In verse written specially for this release, Charles Simic (currently Poet Laureate Consultant in Poetry for the Library of Congress) pinpoints the poles of Charles Lloyd’s unique musical personality. On the one hand, the metropolitan jazzman, taking the music further, with the greatest respect for the tradition: “Late night talk / On a tenor / With the dead / And the shadows they cast.” On the other, the flute player of the forests and the mountain: “Voice of solitude. / Voice of insomnia. / Call of a night bird. / Continuous prayer.” Charles Lloyd represents both of these positions, and the ‘rural’ and the ‘city’ aspects of his music are again in evidence on “Rabo de Nube”.

This live album, recorded in Basel in 2007, is issued in time for Charles’s 70th birthday on March 15, 2008. The disc introduces the newest edition of the Lloyd Quartet, with Jason Moran on piano and Reuben Rogers on bass joining Charles and drummer Eric Harland (both Moran and Rogers making their ECM debuts here). The work doesn’t stop, even for birthday celebrations, and just as Lloyd has continued to refine his sound as a player so he continues to shape his group music, always encouraging the players – in this case musicians half his age – to find their own space inside it.

“Rabo de Nube” (Tail of a Cloud) is named for the tune by Cuban singer-songwriter Silvio Rodríguez which concludes the performance here, a beautiful ballad that has long been a favourite of Lloyd’s. It makes its second appearance in his ECM discography, having previously appeared on “Lift Every Voice”, recorded in 2002. All other tunes are Lloyd originals and include the vintage “Sweet Georgia Bright”, a piece that Charles first recorded in 1964, both with his own band and with Cannonball Adderley’s group, and which, with its driving momentum, has been a concert favourite ever since. The Basel concert opens with “Prometheus”, which seems to borrow some of “Georgia Bright”’s fire. “Migration of Spirit” is a big, radiant tenor meditation. “Booker’s Garden”, in memory of childhood friend Booker Little, is a cheery tribute with the alto flute.

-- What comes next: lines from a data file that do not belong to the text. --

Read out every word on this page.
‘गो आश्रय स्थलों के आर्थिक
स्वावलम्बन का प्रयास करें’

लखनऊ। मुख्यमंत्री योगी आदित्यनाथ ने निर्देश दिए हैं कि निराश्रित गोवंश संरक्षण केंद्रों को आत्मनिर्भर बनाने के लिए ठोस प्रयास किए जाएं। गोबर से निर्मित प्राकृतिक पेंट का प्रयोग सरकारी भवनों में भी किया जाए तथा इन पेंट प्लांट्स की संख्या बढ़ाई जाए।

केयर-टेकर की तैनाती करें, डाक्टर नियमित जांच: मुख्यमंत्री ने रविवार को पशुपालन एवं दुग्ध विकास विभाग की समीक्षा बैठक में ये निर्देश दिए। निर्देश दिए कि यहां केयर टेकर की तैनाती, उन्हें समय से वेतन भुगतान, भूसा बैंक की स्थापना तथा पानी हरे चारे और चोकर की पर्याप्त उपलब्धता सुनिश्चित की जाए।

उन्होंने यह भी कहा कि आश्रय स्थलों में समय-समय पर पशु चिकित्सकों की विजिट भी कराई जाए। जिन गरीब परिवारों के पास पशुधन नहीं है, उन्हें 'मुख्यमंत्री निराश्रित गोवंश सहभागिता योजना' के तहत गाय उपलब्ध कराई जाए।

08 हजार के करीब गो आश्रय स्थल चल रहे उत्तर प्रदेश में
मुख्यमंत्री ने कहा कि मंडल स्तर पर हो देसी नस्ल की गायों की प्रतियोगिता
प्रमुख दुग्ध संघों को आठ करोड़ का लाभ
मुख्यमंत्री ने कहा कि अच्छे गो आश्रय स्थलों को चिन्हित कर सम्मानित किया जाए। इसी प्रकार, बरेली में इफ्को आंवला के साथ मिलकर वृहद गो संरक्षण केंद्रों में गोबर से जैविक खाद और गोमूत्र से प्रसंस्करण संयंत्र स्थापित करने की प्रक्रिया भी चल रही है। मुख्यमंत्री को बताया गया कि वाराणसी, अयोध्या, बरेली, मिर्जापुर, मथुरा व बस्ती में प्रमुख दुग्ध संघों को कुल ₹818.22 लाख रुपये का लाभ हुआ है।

The tarogato comes to the fore in “Ramanujan”, a piece whose non-specific tribal pulses tap into a universal folk-dance that has belonged to the ambit of Lloyd’s music since at least the late 60s and “Journey Within.” Its open form encourages some swirling piano responses from Moran, who gets back to the roots on “La Colline de Monk”, which, in turn, leads to “Sweet Georgia”. In all, “Rabo de Nube”, the album, gives a good account of the scope of Charles Lloyd’s music today.